Octave/MATLAB 会根据数据文件中的逗号来分隔数据。这里的data以矩阵形式存储。因为有两组数据，所以是两列。
然后分别将人口和盈利存入 $X$ 和 $y$ 中。

X = data(:,1); y = data(:,2);
m = length(y);

$X$ 取data的第一列， $y$ 取第二列。 $m$ 是 training example 的数量。因为 $X$ 和 $y$ 大小相同，用哪个都无所谓。

下一步调用 PlotData 函数绘制散点图。
我们需要首先把这个函数补充完整。
这是文件中包含的原始版本：

function plotData
%PLOTDATA Plots the data points x and y into a new figure 
%   PLOTDATA(x,y) plots the data points and gives the figure axes labels of
%   population and profit.

figure; % open a new figure window

% ====================== YOUR CODE HERE ======================
% Instructions: Plot the training data into a figure using the 
%               "figure" and "plot" commands. Set the axes labels using
%               the "xlabel" and "ylabel" commands. Assume the 
%               population and revenue data have been passed in
%               as the x and y arguments of this function.
%
% Hint: You can use the 'rx' option with plot to have the markers
%       appear as red crosses. Furthermore, you can make the
%       markers larger by using plot(..., 'rx', 'MarkerSize', 10);





% ============================================================

end

我们可以看到他要求我们绘制散点图，并给横纵坐标加上 population 和 profit 的标签。
Hint 提示我们这样做：

使用figure打开一个图形窗口。

使用plot函数绘图。用xlabel和ylabel分别设置横纵坐标的标签。rx将散点设置为红十字形（red cross）。通过'Markersize'，10'设置散点大小。

代码如下：

plot(x, y, 'rx', 'Markersize', 10);           % plot the data
ylabel('Profit in $10,000s');                 % set the y-axis label
xlabel('Population of City in 10,000s');      % set the x-axis label

这时再运行ex1.m,就可以得到如下图形：
Figure 1: Scatter plot of training data

1.2 Gradient Descent

通过梯度下降算法计算线性回归参数 $\theta$ 。

1.2.1 Update Equations

线性回归的目标就是使代价函数最小
$J(\theta) = \displaystyle{\frac {1} {2m}\sum_{i=1}^{m}}(h_\theta(x^{(i)})-y^{(i)})^2$
其中
$h_\theta(x) = \theta^Tx = \theta_0+\theta_1x_1$

使用批量梯度下降法（batch gradient descent ) 以使 $J(\theta)$ 最小。
$\theta_j := \theta_j -\alpha \displaystyle{\frac{1}{m}\sum_{i=1}^{m}}(h_\theta(x^{(i)})-y^{(i)})x_j^{(i)}$
( simultaneously update $\theta_j$ for all $j$ )

1.2.2 Implementation

目前的 $X$ 是一个列向量，每一行存储一个 training example，即 $x_1$ 。
因此在脚本文件ex1.m中，为了处理 $\theta_0$ , 给每一行增加一个 $x_0 = 1$ 。

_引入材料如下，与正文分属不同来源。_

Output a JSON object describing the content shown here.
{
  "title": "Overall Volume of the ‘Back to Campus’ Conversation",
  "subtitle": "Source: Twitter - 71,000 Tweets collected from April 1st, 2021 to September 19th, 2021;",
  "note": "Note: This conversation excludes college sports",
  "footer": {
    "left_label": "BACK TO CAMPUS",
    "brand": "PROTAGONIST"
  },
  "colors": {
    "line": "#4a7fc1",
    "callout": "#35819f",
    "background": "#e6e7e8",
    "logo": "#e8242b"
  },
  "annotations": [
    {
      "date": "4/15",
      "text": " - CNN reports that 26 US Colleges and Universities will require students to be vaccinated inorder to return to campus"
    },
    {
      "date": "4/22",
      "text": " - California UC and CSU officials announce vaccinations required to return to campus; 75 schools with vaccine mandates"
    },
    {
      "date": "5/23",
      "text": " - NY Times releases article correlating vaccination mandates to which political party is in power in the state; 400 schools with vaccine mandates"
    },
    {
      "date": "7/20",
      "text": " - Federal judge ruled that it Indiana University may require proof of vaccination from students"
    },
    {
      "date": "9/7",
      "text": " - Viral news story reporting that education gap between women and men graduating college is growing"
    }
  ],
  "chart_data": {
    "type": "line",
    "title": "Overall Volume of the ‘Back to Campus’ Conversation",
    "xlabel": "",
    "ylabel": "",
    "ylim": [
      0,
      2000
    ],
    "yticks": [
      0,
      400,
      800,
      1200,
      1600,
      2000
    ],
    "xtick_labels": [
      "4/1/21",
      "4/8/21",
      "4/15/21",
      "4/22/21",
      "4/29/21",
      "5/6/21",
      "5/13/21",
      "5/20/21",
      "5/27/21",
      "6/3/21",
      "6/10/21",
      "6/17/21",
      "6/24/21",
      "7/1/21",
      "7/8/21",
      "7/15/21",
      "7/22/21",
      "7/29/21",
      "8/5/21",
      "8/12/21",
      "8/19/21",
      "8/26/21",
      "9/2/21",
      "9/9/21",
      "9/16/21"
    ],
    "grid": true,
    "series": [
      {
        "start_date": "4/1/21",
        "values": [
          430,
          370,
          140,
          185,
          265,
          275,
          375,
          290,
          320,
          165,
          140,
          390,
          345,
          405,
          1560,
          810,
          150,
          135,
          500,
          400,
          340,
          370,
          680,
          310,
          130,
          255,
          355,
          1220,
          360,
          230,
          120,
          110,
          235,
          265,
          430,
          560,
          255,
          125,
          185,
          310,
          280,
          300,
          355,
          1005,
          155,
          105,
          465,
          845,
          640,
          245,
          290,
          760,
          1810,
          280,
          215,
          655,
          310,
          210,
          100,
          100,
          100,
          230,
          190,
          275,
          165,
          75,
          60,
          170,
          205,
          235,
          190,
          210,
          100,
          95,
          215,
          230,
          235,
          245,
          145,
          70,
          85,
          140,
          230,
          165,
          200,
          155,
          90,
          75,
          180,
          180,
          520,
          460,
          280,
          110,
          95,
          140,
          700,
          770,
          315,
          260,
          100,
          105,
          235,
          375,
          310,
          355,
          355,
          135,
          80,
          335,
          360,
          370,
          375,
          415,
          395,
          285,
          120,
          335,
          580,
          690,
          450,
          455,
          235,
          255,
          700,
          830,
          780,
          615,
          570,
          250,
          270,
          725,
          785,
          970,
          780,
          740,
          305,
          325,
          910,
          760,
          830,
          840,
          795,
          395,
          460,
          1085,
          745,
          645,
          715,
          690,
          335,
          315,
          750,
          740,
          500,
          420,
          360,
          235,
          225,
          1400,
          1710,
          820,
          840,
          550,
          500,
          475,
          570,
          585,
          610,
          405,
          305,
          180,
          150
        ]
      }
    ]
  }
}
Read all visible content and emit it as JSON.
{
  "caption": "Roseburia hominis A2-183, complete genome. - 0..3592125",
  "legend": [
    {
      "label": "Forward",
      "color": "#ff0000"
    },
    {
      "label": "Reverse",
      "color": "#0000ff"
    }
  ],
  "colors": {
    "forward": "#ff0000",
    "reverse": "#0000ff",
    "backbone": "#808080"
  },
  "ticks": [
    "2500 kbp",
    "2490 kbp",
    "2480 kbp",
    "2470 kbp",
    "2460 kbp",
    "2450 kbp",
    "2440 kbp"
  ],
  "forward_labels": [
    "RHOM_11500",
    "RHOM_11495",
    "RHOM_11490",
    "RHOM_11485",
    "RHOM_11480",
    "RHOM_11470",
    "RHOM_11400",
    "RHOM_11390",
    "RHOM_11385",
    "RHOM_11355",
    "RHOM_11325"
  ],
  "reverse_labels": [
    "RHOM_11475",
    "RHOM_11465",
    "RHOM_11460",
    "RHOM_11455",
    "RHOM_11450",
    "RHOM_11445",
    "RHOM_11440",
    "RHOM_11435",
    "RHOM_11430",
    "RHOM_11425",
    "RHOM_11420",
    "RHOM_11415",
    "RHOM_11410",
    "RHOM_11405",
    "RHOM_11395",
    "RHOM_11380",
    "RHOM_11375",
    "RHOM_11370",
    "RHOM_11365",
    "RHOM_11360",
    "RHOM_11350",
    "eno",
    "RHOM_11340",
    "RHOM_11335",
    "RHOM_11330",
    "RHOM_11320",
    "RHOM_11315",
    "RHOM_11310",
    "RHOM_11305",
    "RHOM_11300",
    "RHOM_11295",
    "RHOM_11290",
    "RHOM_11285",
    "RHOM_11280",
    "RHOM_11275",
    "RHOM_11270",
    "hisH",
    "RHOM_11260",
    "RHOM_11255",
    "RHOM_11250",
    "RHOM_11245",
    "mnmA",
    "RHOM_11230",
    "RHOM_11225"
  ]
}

X = [ones(m,1) data(:,1)];   % Add a column of ones to x

因为只有一个变量 $x_1$ 影响盈利，
$\theta = \left[ \begin{matrix} \theta _{0}\\\theta _{1}\end{matrix} \right]$
初始化 $\theta$ 为 $\left[ \begin{matrix} 0 \\ 0 \end{matrix} \right]$

theta = zeros(2,1);  % initialize fitting parameters

设置迭代次数和 $\alpha$ 的值：

iterations = 1500;
alpha = 0.01;

1.2.3 Computing the cost $J(\theta)$

根据上述公式，完成computeCost以计算代价函数 $J(\theta)$

function J = computeCost(X, y, theta)
%COMPUTECOST Compute cost for linear regression
%   J = COMPUTECOST(X, y, theta) computes the cost of using theta as the
%   parameter for linear regression to fit the data points in X and y

% Initialize some useful values
m = length(y); % number of training examples
prediction = X * theta;
sqError = (prediction - y).^2;

% You need to return the following variables correctly 
J = 0;

% ====================== YOUR CODE HERE ======================
% Instructions: Compute the cost of a particular choice of theta
%               You should set J to the cost.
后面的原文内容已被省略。